Kastrationsaktion mit unseren Tierschutzkollegen

Über unseren befreundeten Tierschutzverein „Hand und Pfote Lohfelden“ erreichte uns ein Hilferuf bzgl. mehrerer herrenloser Streunerkatzen, darunter eine Mama mit ca. 3-4 Wochen jungen Kitten auf einem Heuboden sowie vier „schlimm aussehende“ ca. halbjährige Tiere.
Alle Katzen werden von einer netten älteren Dame zwar mit Futter versorgt und finden auch in der großen Scheune des Nachbarn regelmäßig Unterschlupf, doch „das wars dann auch“.
Die Lohfeldener Kollegin versuchte zuerst, sich mit dem zuständigen Tierheim in Verbindung zu setzen, denn Lohfelden und Knüllwald… das ist ja schon ein großer (auch entfernungsmäßiger) Unterschied.
Leider war es nicht möglich, die Zuständigen dazu zu bewegen, sich um das Dilemma dort in Knüllwald zu kümmern. So meldete sie sich dann bei uns – denn, also sorry, aber…… wie so oft: Wir sind Tierschützer! Es geht um das Wohlergehen von Tieren OHNE LOBBY, denen wir uns verschieben haben (sollten)! Da ist eine Orts- und Zuständigkeitsgrenze manchmal echt unerheblich. Es muss verdammt nochmal einfach nur AKTIV gehandelt werden – egal, ob es gefühlte 50 Grad im Schatten mit schwülen 80% Luftfeuchtigkeit sind – und egal, ob es ein Sonntag ist, den auf der Couch zu verbringen wir uns auch redlich verdient hätten
Also wurde *mal schnell* Hilfe zugesagt, allerdings mit der Option, dass wir leider keine Tiere aufnehmen können – höchstens als „Durchläufer“ kastrieren, versorgen, päppeln etc. und wieder dort absetzen können. Somit wurde abgeklärt, dass die Mama mit den Kitten in den Lohfeldener Verein übergeben werden und der Rest – schaun wir mal……
Ach übrigens – wir haben natürlich KEIN Vereinsauto!! Wir kriechen mit unseren Privatfahrzeugen durch die Gegend, der „alte Ford“ musste mal wieder herhalten – das lustige Equipment sieht man ja hier
Am Fangort morgens um 10 angekommen, wurden wir bereits von der netten älteren Dame erwartet – und von zwei schwarzen Katzen mit Kohldampf. „oh, das ist die Mutterkatze und die da…keine Ahnung, aber die gehört auch keinem.“

Kurzerhand Fallen aus dem Auto, auf dem Bürgersteig drapiert – köstliche Futterbröckchen als Einladung verkleidet… KLACK KLACK – die ersten zwei Erfolge.
Katzen in die Umsetzkörbe getopft, ins Auto, abdecken, da hatten sie Ruhe.

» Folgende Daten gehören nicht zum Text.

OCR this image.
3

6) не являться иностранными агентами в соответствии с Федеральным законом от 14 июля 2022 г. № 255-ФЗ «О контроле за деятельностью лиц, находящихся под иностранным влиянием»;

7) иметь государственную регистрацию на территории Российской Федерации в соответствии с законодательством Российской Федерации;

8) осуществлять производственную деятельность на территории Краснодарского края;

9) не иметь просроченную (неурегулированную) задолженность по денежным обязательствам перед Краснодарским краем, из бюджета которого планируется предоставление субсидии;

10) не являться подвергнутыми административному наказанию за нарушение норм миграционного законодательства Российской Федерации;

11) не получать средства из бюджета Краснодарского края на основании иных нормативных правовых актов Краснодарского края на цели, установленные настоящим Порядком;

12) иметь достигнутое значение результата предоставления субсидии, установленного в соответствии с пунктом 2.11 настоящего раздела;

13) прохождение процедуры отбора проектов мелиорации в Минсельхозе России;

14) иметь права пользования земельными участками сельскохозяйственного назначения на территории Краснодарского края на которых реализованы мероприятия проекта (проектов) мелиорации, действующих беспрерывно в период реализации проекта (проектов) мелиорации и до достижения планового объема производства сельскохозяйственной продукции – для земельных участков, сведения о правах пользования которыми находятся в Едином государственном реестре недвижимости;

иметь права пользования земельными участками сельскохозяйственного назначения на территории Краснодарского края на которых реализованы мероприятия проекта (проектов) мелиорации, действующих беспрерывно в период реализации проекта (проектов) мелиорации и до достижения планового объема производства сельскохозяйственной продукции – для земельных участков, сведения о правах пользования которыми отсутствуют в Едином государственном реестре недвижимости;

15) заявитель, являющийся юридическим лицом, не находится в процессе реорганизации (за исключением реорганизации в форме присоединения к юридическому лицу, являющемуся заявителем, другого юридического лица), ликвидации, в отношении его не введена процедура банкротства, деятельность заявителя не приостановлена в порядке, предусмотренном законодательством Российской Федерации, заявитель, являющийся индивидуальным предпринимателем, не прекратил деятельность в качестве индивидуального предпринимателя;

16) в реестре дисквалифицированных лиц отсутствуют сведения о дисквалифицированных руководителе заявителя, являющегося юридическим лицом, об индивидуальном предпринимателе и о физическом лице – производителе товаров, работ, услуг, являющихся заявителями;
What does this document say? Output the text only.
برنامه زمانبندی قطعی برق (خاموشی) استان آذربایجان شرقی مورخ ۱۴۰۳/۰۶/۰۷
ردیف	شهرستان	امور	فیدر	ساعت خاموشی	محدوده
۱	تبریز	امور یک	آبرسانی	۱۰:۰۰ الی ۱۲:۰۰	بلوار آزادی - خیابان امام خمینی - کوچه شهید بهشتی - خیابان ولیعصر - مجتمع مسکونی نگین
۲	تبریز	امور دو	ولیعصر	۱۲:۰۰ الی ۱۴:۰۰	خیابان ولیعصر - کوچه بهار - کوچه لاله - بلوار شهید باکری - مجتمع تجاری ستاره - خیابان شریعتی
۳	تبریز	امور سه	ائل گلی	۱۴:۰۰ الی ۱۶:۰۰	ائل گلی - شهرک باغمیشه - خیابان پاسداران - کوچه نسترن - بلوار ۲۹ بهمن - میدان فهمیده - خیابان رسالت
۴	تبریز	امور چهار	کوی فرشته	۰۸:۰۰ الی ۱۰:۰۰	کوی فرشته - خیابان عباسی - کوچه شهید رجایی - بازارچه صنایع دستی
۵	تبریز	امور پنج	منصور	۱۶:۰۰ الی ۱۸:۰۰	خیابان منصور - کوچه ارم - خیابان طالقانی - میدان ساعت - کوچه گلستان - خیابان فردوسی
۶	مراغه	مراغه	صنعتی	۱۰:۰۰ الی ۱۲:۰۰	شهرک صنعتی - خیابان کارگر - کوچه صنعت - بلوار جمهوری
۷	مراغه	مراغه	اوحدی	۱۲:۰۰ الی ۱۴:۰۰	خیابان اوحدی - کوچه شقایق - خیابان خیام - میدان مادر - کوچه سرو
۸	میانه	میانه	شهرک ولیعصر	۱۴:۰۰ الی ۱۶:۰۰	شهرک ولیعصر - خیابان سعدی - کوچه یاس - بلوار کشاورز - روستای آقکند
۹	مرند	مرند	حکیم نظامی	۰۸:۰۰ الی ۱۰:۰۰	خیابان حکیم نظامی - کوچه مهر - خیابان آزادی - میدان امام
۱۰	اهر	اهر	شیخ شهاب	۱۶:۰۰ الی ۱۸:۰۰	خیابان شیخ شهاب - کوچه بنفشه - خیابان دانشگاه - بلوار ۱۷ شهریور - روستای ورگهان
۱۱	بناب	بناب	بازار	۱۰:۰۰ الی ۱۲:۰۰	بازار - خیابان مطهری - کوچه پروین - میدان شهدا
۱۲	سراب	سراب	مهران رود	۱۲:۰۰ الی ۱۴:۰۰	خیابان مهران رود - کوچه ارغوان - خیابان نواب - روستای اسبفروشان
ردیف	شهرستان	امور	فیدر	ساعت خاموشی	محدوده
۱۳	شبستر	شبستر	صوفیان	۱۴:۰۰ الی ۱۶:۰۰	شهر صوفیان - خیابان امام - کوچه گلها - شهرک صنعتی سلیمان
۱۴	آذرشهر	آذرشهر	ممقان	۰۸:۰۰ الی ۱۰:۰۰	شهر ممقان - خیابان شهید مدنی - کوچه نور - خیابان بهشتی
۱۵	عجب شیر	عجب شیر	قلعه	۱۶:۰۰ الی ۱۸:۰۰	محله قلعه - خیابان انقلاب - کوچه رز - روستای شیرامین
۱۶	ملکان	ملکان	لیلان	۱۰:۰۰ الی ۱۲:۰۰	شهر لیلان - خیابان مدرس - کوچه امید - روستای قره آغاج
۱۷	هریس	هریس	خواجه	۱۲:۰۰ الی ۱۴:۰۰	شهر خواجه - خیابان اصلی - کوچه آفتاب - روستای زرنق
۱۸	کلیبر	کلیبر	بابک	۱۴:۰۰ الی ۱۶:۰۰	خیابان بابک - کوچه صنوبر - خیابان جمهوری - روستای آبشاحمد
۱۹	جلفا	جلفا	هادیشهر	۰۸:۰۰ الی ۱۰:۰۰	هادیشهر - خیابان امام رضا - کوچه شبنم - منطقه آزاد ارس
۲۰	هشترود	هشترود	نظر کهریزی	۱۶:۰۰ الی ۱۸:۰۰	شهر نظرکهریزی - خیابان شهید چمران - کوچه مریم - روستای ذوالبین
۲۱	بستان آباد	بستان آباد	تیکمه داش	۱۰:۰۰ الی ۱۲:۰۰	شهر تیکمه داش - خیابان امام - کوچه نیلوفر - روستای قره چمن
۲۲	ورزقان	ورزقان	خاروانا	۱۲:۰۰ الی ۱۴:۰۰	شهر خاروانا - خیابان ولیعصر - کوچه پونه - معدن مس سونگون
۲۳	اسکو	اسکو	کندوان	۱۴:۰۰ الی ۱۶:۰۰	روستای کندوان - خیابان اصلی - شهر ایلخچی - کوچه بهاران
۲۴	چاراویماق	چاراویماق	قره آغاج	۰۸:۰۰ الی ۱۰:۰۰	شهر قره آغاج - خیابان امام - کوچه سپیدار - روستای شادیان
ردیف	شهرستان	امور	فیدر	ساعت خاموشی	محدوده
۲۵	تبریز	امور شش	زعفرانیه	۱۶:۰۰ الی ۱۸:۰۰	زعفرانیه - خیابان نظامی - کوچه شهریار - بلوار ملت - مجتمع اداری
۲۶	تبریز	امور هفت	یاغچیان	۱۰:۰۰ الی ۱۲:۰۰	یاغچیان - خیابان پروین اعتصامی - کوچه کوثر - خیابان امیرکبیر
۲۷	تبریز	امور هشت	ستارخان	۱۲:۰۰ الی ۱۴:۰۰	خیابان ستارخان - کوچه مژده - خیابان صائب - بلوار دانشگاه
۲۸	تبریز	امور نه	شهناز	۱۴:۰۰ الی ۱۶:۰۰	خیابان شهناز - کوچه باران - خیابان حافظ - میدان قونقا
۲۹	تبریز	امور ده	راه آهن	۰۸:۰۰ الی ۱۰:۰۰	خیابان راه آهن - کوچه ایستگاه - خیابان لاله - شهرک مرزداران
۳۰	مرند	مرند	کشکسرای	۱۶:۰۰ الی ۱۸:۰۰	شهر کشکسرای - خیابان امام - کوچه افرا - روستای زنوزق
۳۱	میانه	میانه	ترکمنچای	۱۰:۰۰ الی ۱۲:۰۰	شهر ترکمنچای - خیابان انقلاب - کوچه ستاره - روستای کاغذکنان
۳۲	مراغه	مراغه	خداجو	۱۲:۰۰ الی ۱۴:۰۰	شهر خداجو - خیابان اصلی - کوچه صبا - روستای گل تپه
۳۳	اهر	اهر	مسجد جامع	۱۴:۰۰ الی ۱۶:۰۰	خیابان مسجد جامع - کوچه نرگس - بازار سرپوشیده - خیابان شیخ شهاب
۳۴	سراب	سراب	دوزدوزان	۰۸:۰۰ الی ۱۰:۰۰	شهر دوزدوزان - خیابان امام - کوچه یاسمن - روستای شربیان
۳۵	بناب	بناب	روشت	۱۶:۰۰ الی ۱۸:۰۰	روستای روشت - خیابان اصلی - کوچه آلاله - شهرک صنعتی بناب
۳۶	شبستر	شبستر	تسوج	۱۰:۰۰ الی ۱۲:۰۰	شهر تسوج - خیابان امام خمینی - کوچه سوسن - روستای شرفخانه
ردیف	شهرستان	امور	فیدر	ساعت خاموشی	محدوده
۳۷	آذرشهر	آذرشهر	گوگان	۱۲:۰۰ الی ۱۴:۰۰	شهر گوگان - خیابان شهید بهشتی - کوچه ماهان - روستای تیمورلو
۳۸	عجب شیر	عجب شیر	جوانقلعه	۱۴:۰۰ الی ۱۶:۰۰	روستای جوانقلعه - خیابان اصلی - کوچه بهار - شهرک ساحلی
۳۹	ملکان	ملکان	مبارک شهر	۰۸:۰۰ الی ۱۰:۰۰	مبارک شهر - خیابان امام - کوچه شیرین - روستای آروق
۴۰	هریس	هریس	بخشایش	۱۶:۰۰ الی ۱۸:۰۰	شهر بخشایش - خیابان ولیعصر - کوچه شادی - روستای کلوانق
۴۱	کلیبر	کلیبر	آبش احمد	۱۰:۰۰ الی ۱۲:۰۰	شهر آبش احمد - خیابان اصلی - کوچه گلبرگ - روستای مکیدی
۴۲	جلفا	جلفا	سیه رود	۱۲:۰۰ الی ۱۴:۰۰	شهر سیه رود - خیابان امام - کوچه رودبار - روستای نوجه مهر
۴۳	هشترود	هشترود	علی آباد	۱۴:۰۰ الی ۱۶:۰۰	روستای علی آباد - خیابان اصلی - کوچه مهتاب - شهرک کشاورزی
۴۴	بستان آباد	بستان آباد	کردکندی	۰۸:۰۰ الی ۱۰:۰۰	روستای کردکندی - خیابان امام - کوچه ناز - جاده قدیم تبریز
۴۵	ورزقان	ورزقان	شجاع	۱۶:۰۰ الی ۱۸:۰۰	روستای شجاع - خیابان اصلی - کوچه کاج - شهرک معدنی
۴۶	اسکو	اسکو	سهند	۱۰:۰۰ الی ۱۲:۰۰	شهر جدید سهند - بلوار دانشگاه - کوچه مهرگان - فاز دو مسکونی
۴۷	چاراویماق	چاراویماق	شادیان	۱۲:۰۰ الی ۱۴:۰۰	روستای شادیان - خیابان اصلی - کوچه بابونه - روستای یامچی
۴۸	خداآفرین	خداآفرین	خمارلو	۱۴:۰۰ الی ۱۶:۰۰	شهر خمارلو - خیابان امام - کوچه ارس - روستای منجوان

Fehlen also noch die vier Halbjährigen. Oh nein, es sind nur noch drei – eine wurde gestern überfahren
Also noch drei Halbjährige und die Kitten. Diese sitzen auf dem Heuboden. Die Leiter da hoch ist der Hammer… und wieder mal war ich froh, meinen Mann dabei zu haben, der nicht nur absolut höhensicher ist sondern sich eben auch nicht zu schade, seinen wohlverdienten Sonntag einfach mal in alten Klamotten mit Fanghandschuhen und Kescher bewaffnet aufm alten Heuboden rumzukrauchen, um Katzenbabies zu sichern.

Also er mit einer Kollegin „im Heu“ – ich unten, es waren noch Katzen zu fangen.
Gegen 14 Uhr konnten wir dann vermelden: bis auf eine Halbjährige sind alle Katzen incl. der Kitten gesichert!!!!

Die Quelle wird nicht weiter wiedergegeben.